The charge against Venedikova and Bakanov is that they “turned a blind eye” to pro-Russian “traitors” in their respective agencies. The deputy head of Zelensky’s office, Andriy Smirnov, said they were ousted for failing to “cleanse” their agencies of collaborators, according to the July 18 New York Times.

The NYT report quoted from Zelensky’s official address on July 17, following the purge, where he said: “Such an array of crimes against the foundations of the national security of the state, and the connections detected between the employees of the security forces of Ukraine and the special services of Russia, pose very serious questions to the relevant leadership.”

Zelensky promised a “cleansing” of the two agencies, promising that “Actions and any inaction of each official in the security sector and in law enforcement agencies will be evaluated,” in his July 17 address — also reported by the NYT.

The NYT said that Zelensky’s dismissal of Bakanov was likely related to “glaring intelligence failures in the first days of the war in the southern city of Kherson, which the Russians captured almost without a fight”.

According to comments by opposition member of parliament, Volodymyr Ariev, local officials in Kherson “switched sides, and explosives were removed from bridges around the city”, reported the NYT.

Zelensky also stripped two security service generals of their ranks, in late March, “calling them traitors”, wrote the NYT. “[O]ne was in charge of the Kherson region and the other fled Ukraine on the eve of the invasion…”

Unanswered was why this charge against Bakanov was only made in July. These divisions in the government clearly existed early on and continue.

The SBU reportedly has about 27,000 personnel, which indicates the Zelensky purge faces a big task. The agency is “Ukraine’s successor to the Soviet era KGB”, said the NYT and, according to Ariev, “many of its chiefs graduated from KGB schools”. “Its vast size has drawn criticism — by comparison, Britain’s MI5 has just 4,400 employees, according to the Atlantic Council — and it has long faced calls for reform,” said the NYT.

“Business groups have said that the service shook down companies for bribes and that corrupt agents, compromised and facing possible prosecution, became easy marks for recruitment by Russia,” said the NYT.

The front line in the war is now in the Donetsk province in the Donbas.

“By the height of the fighting for the eastern city of Lysychansk [in the Donbas Luhansk province, which Russia now occupies] last month, most civilians had fled, but significant portions of those who remained showed open distain for the Ukrainian defenders,” reported the NYT. One local resident told the NYT journalists: “We are a Russian nation. You can kill us, but you can’t defeat us.”

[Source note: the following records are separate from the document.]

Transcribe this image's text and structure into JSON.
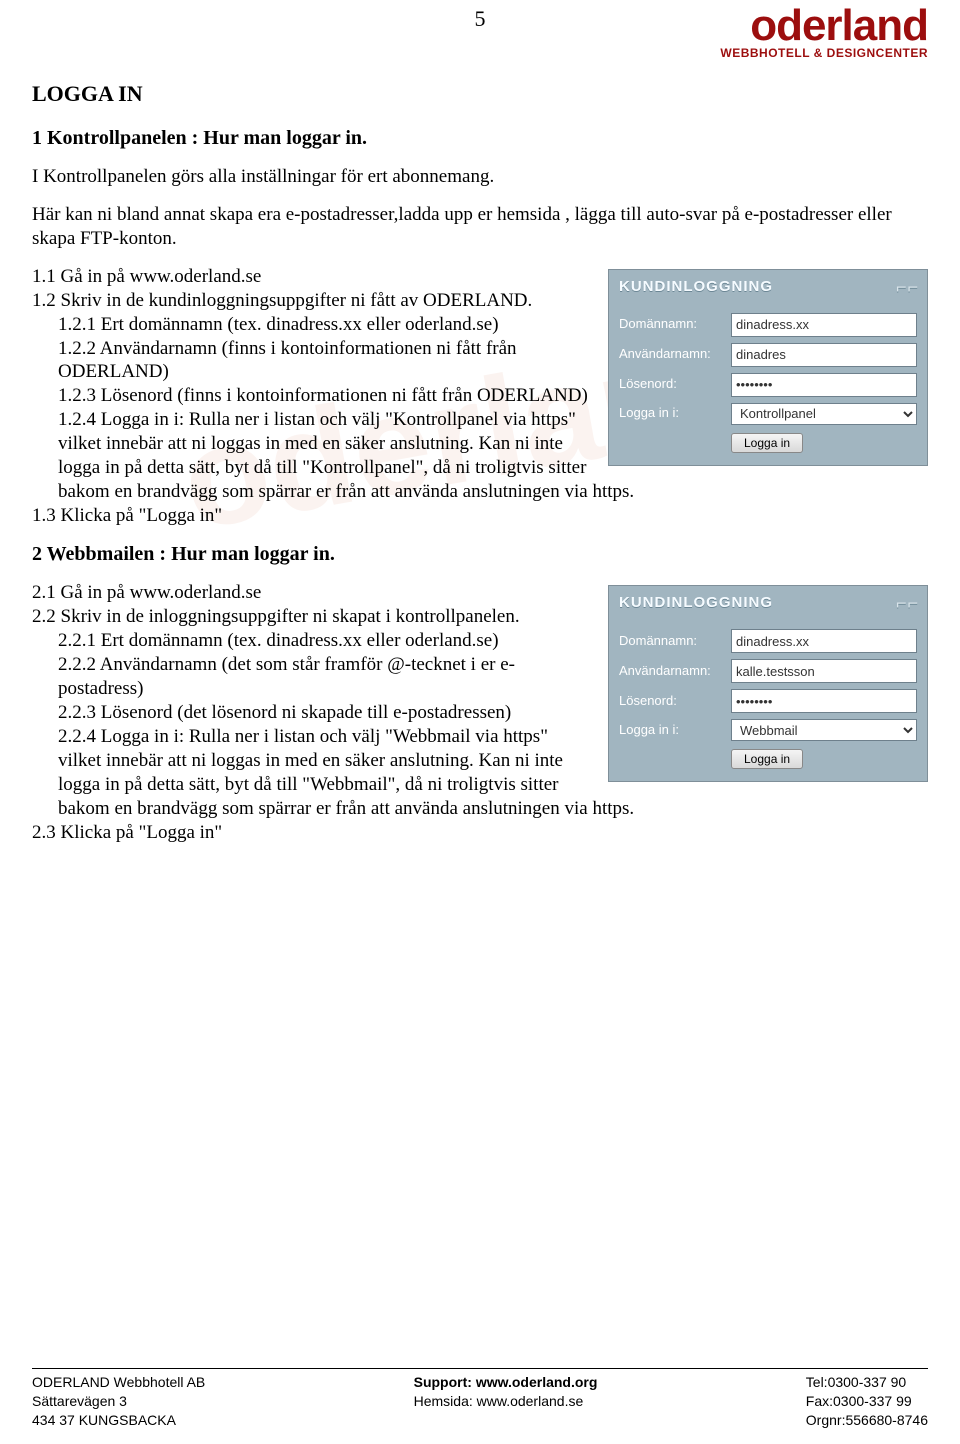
{
  "page_number": "5",
  "logo": {
    "main": "oderland",
    "sub": "WEBBHOTELL & DESIGNCENTER"
  },
  "watermark": "oderland",
  "title": "LOGGA IN",
  "sect1": {
    "heading": "1  Kontrollpanelen : Hur man loggar in."
  },
  "intro_p1": "I Kontrollpanelen görs alla inställningar för ert abonnemang.",
  "intro_p2": "Här kan ni bland annat skapa era e-postadresser,ladda upp er hemsida , lägga till auto-svar på e-postadresser eller skapa FTP-konton.",
  "l11": "1.1  Gå in på www.oderland.se",
  "l12": "1.2  Skriv in de kundinloggningsuppgifter ni fått av ODERLAND.",
  "l121": "1.2.1  Ert domännamn (tex. dinadress.xx eller oderland.se)",
  "l122": "1.2.2  Användarnamn (finns i kontoinformationen ni fått från ODERLAND)",
  "l123": "1.2.3  Lösenord (finns i kontoinformationen ni fått från ODERLAND)",
  "l124": "1.2.4  Logga in i: Rulla ner i listan och välj \"Kontrollpanel via https\" vilket innebär att ni loggas in med en säker anslutning. Kan ni inte logga in på detta sätt, byt då till \"Kontrollpanel\", då ni troligtvis sitter bakom en brandvägg som spärrar er från att använda anslutningen via https.",
  "l13": "1.3  Klicka på \"Logga in\"",
  "sect2": {
    "heading": "2  Webbmailen : Hur man loggar in."
  },
  "l21": "2.1  Gå in på www.oderland.se",
  "l22": "2.2  Skriv in de inloggningsuppgifter ni skapat i kontrollpanelen.",
  "l221": "2.2.1  Ert domännamn (tex. dinadress.xx eller oderland.se)",
  "l222": "2.2.2  Användarnamn (det som står framför @-tecknet i er e-postadress)",
  "l223": "2.2.3  Lösenord (det lösenord ni skapade till e-postadressen)",
  "l224": "2.2.4  Logga in i: Rulla ner i listan och välj \"Webbmail via https\" vilket innebär att ni loggas in med en säker anslutning. Kan ni inte logga in på detta sätt, byt då till \"Webbmail\", då ni troligtvis sitter bakom en brandvägg som spärrar er från att använda anslutningen via https.",
  "l23": "2.3  Klicka på \"Logga in\"",
  "login_panel": {
    "title": "KUNDINLOGGNING",
    "labels": {
      "domain": "Domännamn:",
      "user": "Användarnamn:",
      "pass": "Lösenord:",
      "loginin": "Logga in i:"
    },
    "button": "Logga in"
  },
  "panel1": {
    "domain": "dinadress.xx",
    "user": "dinadres",
    "pass": "********",
    "option": "Kontrollpanel"
  },
  "panel2": {
    "domain": "dinadress.xx",
    "user": "kalle.testsson",
    "pass": "********",
    "option": "Webbmail"
  },
  "footer": {
    "c1l1": "ODERLAND Webbhotell AB",
    "c1l2": "Sättarevägen 3",
    "c1l3": "434 37 KUNGSBACKA",
    "c2l1_label": "Support:",
    "c2l1": " www.oderland.org",
    "c2l2": "Hemsida: www.oderland.se",
    "c3l1": "Tel:0300-337 90",
    "c3l2": "Fax:0300-337 99",
    "c3l3": "Orgnr:556680-8746"
  }
}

“Out in the villages and towns on the frontline of the war in eastern Ukraine, the most pro-Russian region of the country, soldiers worry continually about the threat posed by enemy sympathizers reporting their positions or helping direct Russian artillery fire,” said the NYT.

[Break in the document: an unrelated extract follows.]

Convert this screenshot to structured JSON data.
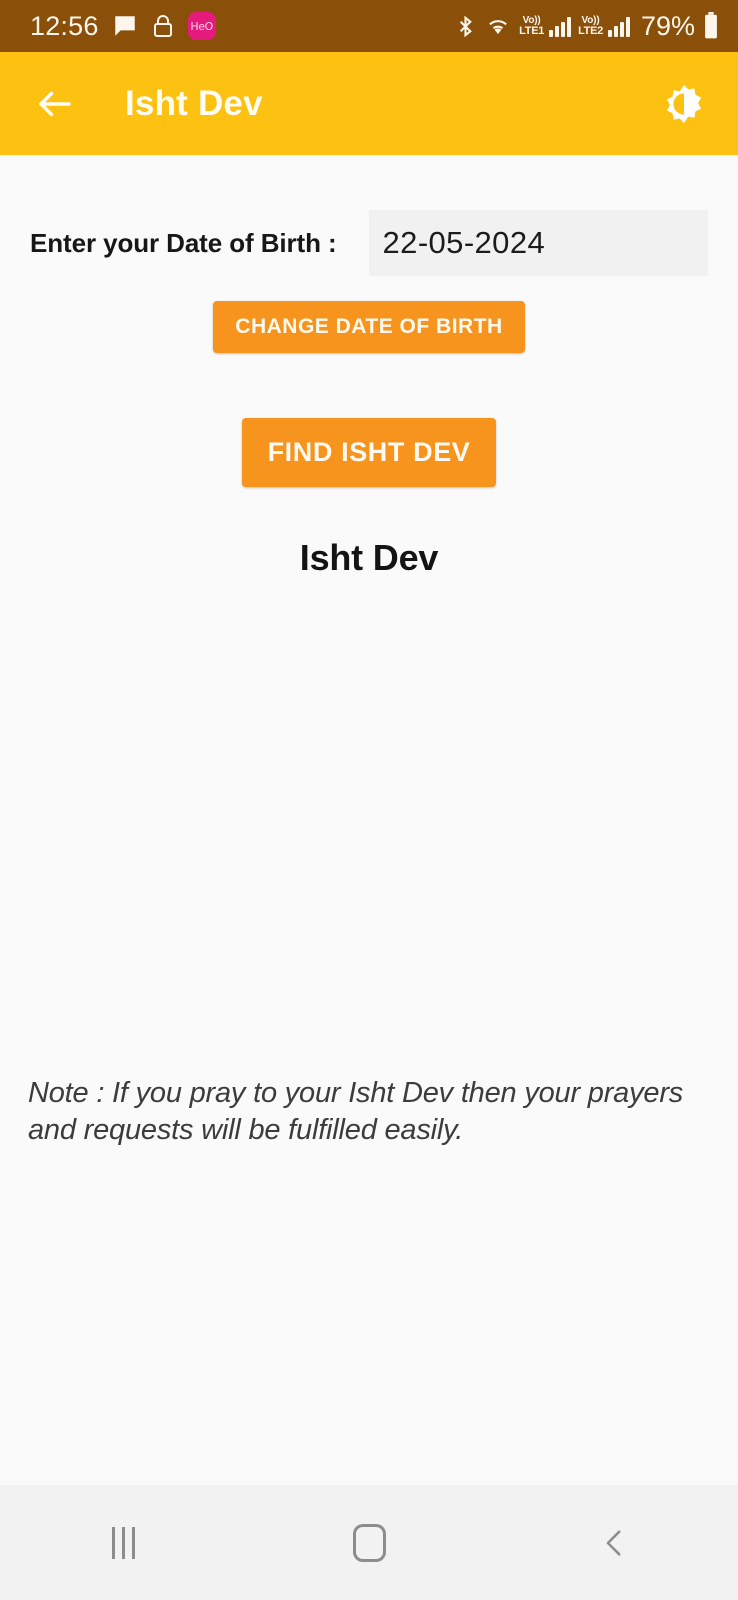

This gives the lie to assertions in much of the US media pedaled by Washington and Zelensky that the Donbas Russian-speakers are all supportive of the Ukrainian government. The NYT journalists also spoke to Donetsk police chief Ruslan Osypenko, who told them that informants “often act on the promise of a position in a future, Russian-controlled administration”.

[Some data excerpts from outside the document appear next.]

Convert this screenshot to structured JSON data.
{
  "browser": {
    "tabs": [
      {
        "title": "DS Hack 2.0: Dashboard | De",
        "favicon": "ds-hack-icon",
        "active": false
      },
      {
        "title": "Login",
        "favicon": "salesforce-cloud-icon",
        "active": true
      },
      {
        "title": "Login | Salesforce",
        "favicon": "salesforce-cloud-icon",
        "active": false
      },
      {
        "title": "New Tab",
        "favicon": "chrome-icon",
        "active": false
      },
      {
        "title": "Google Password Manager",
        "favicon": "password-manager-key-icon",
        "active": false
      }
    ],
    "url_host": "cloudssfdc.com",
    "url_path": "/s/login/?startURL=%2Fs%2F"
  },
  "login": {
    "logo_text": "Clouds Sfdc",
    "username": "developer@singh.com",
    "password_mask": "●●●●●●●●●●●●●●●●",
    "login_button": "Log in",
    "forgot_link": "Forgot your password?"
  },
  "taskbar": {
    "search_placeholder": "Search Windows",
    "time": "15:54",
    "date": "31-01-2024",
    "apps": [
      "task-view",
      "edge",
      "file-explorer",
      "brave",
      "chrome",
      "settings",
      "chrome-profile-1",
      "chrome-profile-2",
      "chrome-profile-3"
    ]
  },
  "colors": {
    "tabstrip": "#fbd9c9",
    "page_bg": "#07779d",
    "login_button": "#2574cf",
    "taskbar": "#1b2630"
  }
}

Corruption runs deep in the Ukrainian government. Zelensky once promised to root it out, but didn’t and is part of it.

The countries that came out of the overthrow of the Soviet Union are saddled with bureaucratic and corrupt regimes, including Russia and Ukraine.

The reason for this is how capitalism was restored in the USSR, where there were no private capitalists except for those in the capitalist enterprises of organised crime. The process has been referred to as “gangster capitalism” where organised crime figures and bureaucrats who organised the transition emerged as the capitalist owners of the means of production.

Through the processes of competition normal to capitalism, some became the very rich “oligarchs” over time in these countries.

We don’t know what Zelensky’s purge will actually do, or what its real targets are. Will the “traitors” include anyone who disagrees with his assessments about the state of the war? Anyone who is not fully aligned with him? Are all Russian-speakers potentially suspects?

The White House is silent on the matter. Washington doesn’t want Americans to know about the divisions in the Ukrainian government.